Malade de chagrin, Picasso tente de s’étourdir sur le plan amoureux.

Gaby2

Début 1916, il se lie à une certaine Gaby Depeyre, qui habite tout près de chez lui, et à laquelle il écrit : « Je t’aime de toutes les couleurs ».

Paquerette

Il fréquente également un mannequin de chez Poiret – Emilienne Paquerette Geslot- (ci-dessus entre Kisling et Picasso). Après la mort d’Eva, Picasso restera neuf mois rue Schoelcher puis s’exilera à Montrouge, à la mi-octobre 1916.

 

22, rue Victor Hugo, Montrouge

Montrouge
La maison de Picasso à Montrouge

Pourquoi le Malaguène choisit-il de s’installer à Montrouge en octobre 1916 ? Besoin d’espace ? Fuir Montparnasse et l’image d’Eva Gouel enterrée au cimetière, juste sous ses fenêtres ? Avec l’aide de Cocteau et d’Apollinaire, il emménage dans un pavillon carré (avec jardin) de Montrouge. Mais pouvant vivre sans présence féminine, il perpétue ses liaisons qu’il fréquente à la Rotonde, et en particulier la belle Irène Lagut.

Lagut

Apollinaire

Dans le roman à clés d’Apollinaire, La Femme assise, le poète se moque de l’amour tumultueux de son ami Pablo, qu’il met en scène tambourinant devant les volets clos d’Irène Lagut rebaptisée Elvire : « Elbirre, écoute-moi, oubbre-moi, jé te aime, jé te adore et si tu né m’obéit pas, jé té touerrai vec mon rébolber ! […] Ma petite Elbirre, oubbre à ton Pablo qui té adorre. » La belle n’ouvrira pas, la liaison ne durera pas, Picasso part pour l’Italie. Où il va rencontrer la danseuse Olga Khokhlova. Que nous rencontrerons donc dans notre prochain post. Mais là, attention, le père de la belle est colonel, alors, on ne plaisante pas : les Russes, on les épouse !

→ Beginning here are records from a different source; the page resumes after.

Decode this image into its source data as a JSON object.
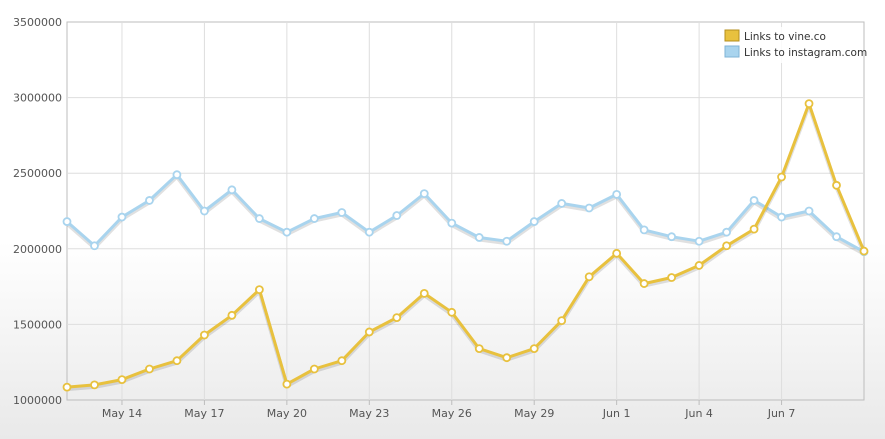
{
  "chart_data": {
    "type": "line",
    "title": "",
    "xlabel": "",
    "ylabel": "",
    "ylim": [
      1000000,
      3500000
    ],
    "y_ticks": [
      "3500000",
      "3000000",
      "2500000",
      "2000000",
      "1500000",
      "1000000"
    ],
    "x_tick_labels": [
      "May 14",
      "May 17",
      "May 20",
      "May 23",
      "May 26",
      "May 29",
      "Jun 1",
      "Jun 4",
      "Jun 7"
    ],
    "x": [
      "May 12",
      "May 13",
      "May 14",
      "May 15",
      "May 16",
      "May 17",
      "May 18",
      "May 19",
      "May 20",
      "May 21",
      "May 22",
      "May 23",
      "May 24",
      "May 25",
      "May 26",
      "May 27",
      "May 28",
      "May 29",
      "May 30",
      "May 31",
      "Jun 1",
      "Jun 2",
      "Jun 3",
      "Jun 4",
      "Jun 5",
      "Jun 6",
      "Jun 7",
      "Jun 8",
      "Jun 9",
      "Jun 10"
    ],
    "grid": true,
    "legend_position": "top-right",
    "series": [
      {
        "name": "Links to vine.co",
        "color": "#e8c13e",
        "values": [
          1085000,
          1100000,
          1135000,
          1205000,
          1260000,
          1430000,
          1560000,
          1730000,
          1105000,
          1205000,
          1260000,
          1450000,
          1545000,
          1705000,
          1580000,
          1340000,
          1280000,
          1340000,
          1525000,
          1815000,
          1970000,
          1770000,
          1810000,
          1890000,
          2020000,
          2130000,
          2475000,
          2960000,
          2420000,
          1985000
        ]
      },
      {
        "name": "Links to instagram.com",
        "color": "#a9d4ee",
        "values": [
          2180000,
          2020000,
          2210000,
          2320000,
          2490000,
          2250000,
          2390000,
          2200000,
          2110000,
          2200000,
          2240000,
          2110000,
          2220000,
          2365000,
          2170000,
          2075000,
          2050000,
          2180000,
          2300000,
          2270000,
          2360000,
          2125000,
          2080000,
          2050000,
          2110000,
          2320000,
          2210000,
          2250000,
          2080000,
          1980000
        ]
      }
    ]
  }
}
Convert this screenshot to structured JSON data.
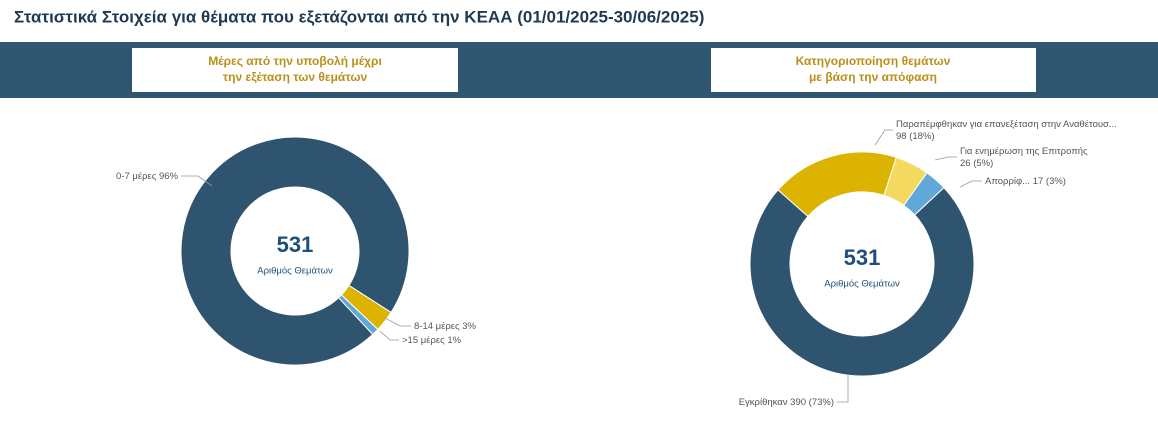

Sur ce, à suivre, et bonne journée.

 

 

 

 

 

Une réflexion sur “La Carte du Tendre de Picasso

  1. Bonjour Gilles,

    je n’avais pas vu passer cet article, et je crois que je vais également le partager sur mon blog si vous le permettez . Un article sur Picasso est tout à fait bienvenu sur mon blog .

    Concernant ma publication précédente, La Carte du Tendre de Picasso 2, j’espère que vous avez eu des visites en retour !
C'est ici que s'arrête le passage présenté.